The first Greek colony in Italy was established in the Bay of Naxos. Taormina was settled by the people of nearby Naxos, an older Greek settlement, around 395 BC. It was built on the remains of a Siculian city. The previous residents had fled the tyranny of Dionysius the Elder, who eventually conquered Taormina anyway, in 392 BC. The city was named Tauromenion in 358 BC, and figured prominently in the regional politics of the next two centuries. The town became a typical Greek colony, through the building of the agora, of the acropolis on Mount Tauro, of the Bouleuterion, that was the seat of the town council and of the Theatre.

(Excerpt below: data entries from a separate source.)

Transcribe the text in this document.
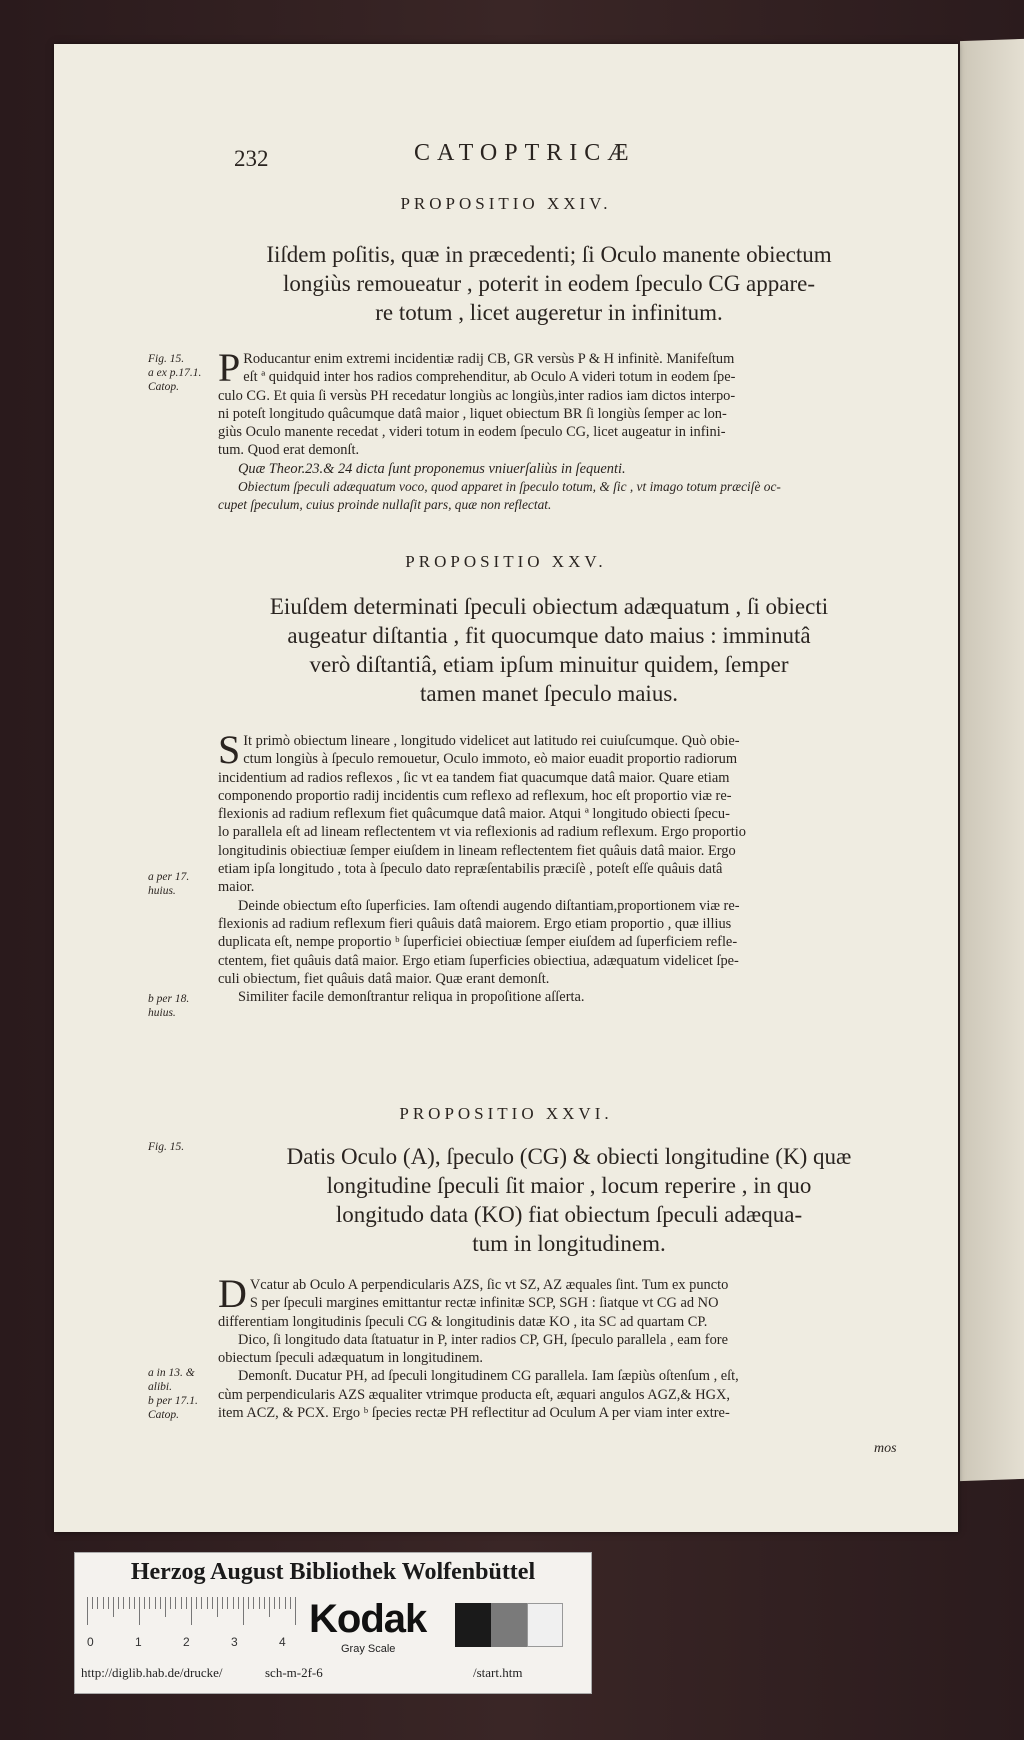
232	CATOPTRICÆ
PROPOSITIO XXIV.
Iiſdem poſitis, quæ in præcedenti; ſi Oculo manente obiectum
longiùs remoueatur , poterit in eodem ſpeculo CG appare-
re totum , licet augeretur in infinitum.
Fig. 15.
a ex p.17.1.
Catop. P Roducantur enim extremi incidentiæ radij CB, GR versùs P & H infinitè. Manifeſtum
eſt ª quidquid inter hos radios comprehenditur, ab Oculo A videri totum in eodem ſpe-
culo CG. Et quia ſi versùs PH recedatur longiùs ac longiùs,inter radios iam dictos interpo-
ni poteſt longitudo quâcumque datâ maior , liquet obiectum BR ſi longiùs ſemper ac lon-
giùs Oculo manente recedat , videri totum in eodem ſpeculo CG, licet augeatur in infini-
tum. Quod erat demonſt.
Quæ Theor.23.& 24 dicta ſunt proponemus vniuerſaliùs in ſequenti.
Obiectum ſpeculi adæquatum voco, quod apparet in ſpeculo totum, & ſic , vt imago totum præciſè oc-
cupet ſpeculum, cuius proinde nullaſit pars, quæ non reflectat.
PROPOSITIO XXV.
Eiuſdem determinati ſpeculi obiectum adæquatum , ſi obiecti
augeatur diſtantia , fit quocumque dato maius : imminutâ
verò diſtantiâ, etiam ipſum minuitur quidem, ſemper
tamen manet ſpeculo maius.
S It primò obiectum lineare , longitudo videlicet aut latitudo rei cuiuſcumque. Quò obie-
ctum longiùs à ſpeculo remouetur, Oculo immoto, eò maior euadit proportio radiorum
incidentium ad radios reflexos , ſic vt ea tandem fiat quacumque datâ maior. Quare etiam
componendo proportio radij incidentis cum reflexo ad reflexum, hoc eſt proportio viæ re-
flexionis ad radium reflexum fiet quâcumque datâ maior. Atqui ª longitudo obiecti ſpecu-
lo parallela eſt ad lineam reflectentem vt via reflexionis ad radium reflexum. Ergo proportio
longitudinis obiectiuæ ſemper eiuſdem in lineam reflectentem fiet quâuis datâ maior. Ergo
etiam ipſa longitudo , tota à ſpeculo dato repræſentabilis præciſè , poteſt eſſe quâuis datâ
maior.
Deinde obiectum eſto ſuperficies. Iam oſtendi augendo diſtantiam,proportionem viæ re-
flexionis ad radium reflexum fieri quâuis datâ maiorem. Ergo etiam proportio , quæ illius
duplicata eſt, nempe proportio ᵇ ſuperficiei obiectiuæ ſemper eiuſdem ad ſuperficiem refle-
ctentem, fiet quâuis datâ maior. Ergo etiam ſuperficies obiectiua, adæquatum videlicet ſpe-
culi obiectum, fiet quâuis datâ maior. Quæ erant demonſt.
Similiter facile demonſtrantur reliqua in propoſitione aſſerta.
a per 17.
huius.
b per 18.
huius.
PROPOSITIO XXVI.
Fig. 15.	Datis Oculo (A), ſpeculo (CG) & obiecti longitudine (K) quæ
longitudine ſpeculi ſit maior , locum reperire , in quo
longitudo data (KO) fiat obiectum ſpeculi adæqua-
tum in longitudinem.
D Vcatur ab Oculo A perpendicularis AZS, ſic vt SZ, AZ æquales ſint. Tum ex puncto
S per ſpeculi margines emittantur rectæ infinitæ SCP, SGH : ſiatque vt CG ad NO
differentiam longitudinis ſpeculi CG & longitudinis datæ KO , ita SC ad quartam CP.
Dico, ſi longitudo data ſtatuatur in P, inter radios CP, GH, ſpeculo parallela , eam fore
obiectum ſpeculi adæquatum in longitudinem.
Demonſt. Ducatur PH, ad ſpeculi longitudinem CG parallela. Iam ſæpiùs oſtenſum , eſt,
cùm perpendicularis AZS æqualiter vtrimque producta eſt, æquari angulos AGZ,& HGX,
item ACZ, & PCX. Ergo ᵇ ſpecies rectæ PH reflectitur ad Oculum A per viam inter extre-
a in 13. &
alibi.
b per 17.1.
Catop.
mos
Herzog August Bibliothek Wolfenbüttel
0	1	2	3	4
Kodak
Gray Scale
http://diglib.hab.de/drucke/	sch-m-2f-6	/start.htm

The Greeks eventually colonized the whole island, leaving some of the most beautiful and best-preserved temples they ever built at Agrigento, Selinunte, and Segesta. Around those glorious sites they planted Sicily's first olive trees and grape vines.
The city supported Pyrrhus, King of Epirus, against Syracuse in 278 BC. It was from Taormina that he conducted his Sicilian campaign, with the aid of some ten thousand troops. Yet, Taormina was one of the first Sicilian cities to support Rome during the Punic Wars. Eunus took the city during the slave revolt, and when the Romans finally occupied the city, they massacred thousands of slaves.
the roman and byzantine period
When the Romans arrived, they renovated many of the countless architectural finds left here by the Greeks. Taormina flourished in the time of Julius Caesar, only to suffer under Octavian, who retaliated against the city for its support of Pompey by expelling most of its inhabitants and offering their homes to Roman soldiers. Those Roman soldiers found prosperity in Taormina.
The following Byzantine domination brought a glorious time to the town. In fact, after the fall of Constantinople, the town Syracuse became less important, so Taormina became the new capital city of Eastern Sicily and the seat of the archbishopric, too.
the norman period
The Arabs, who had been present on the island from the 9th -11th centuries, also occupied Taormina. The Arabs were displaced by the Normans, who restored the Christian religion and built many monasteries. Taormina also took part in the rebellion of the Sicilian Vespers and protected the Aragonese. In 1410, the city became the seat of the Sicilian Parliament. Taormina remained loyal to the Spaniards even though they sold the city more than once. The city was under French occupation in 1675 before being occupied once again by Spain under Phillip V.
The Bourbons ruled the city briefly in 1734 until 1861 when Italy was united.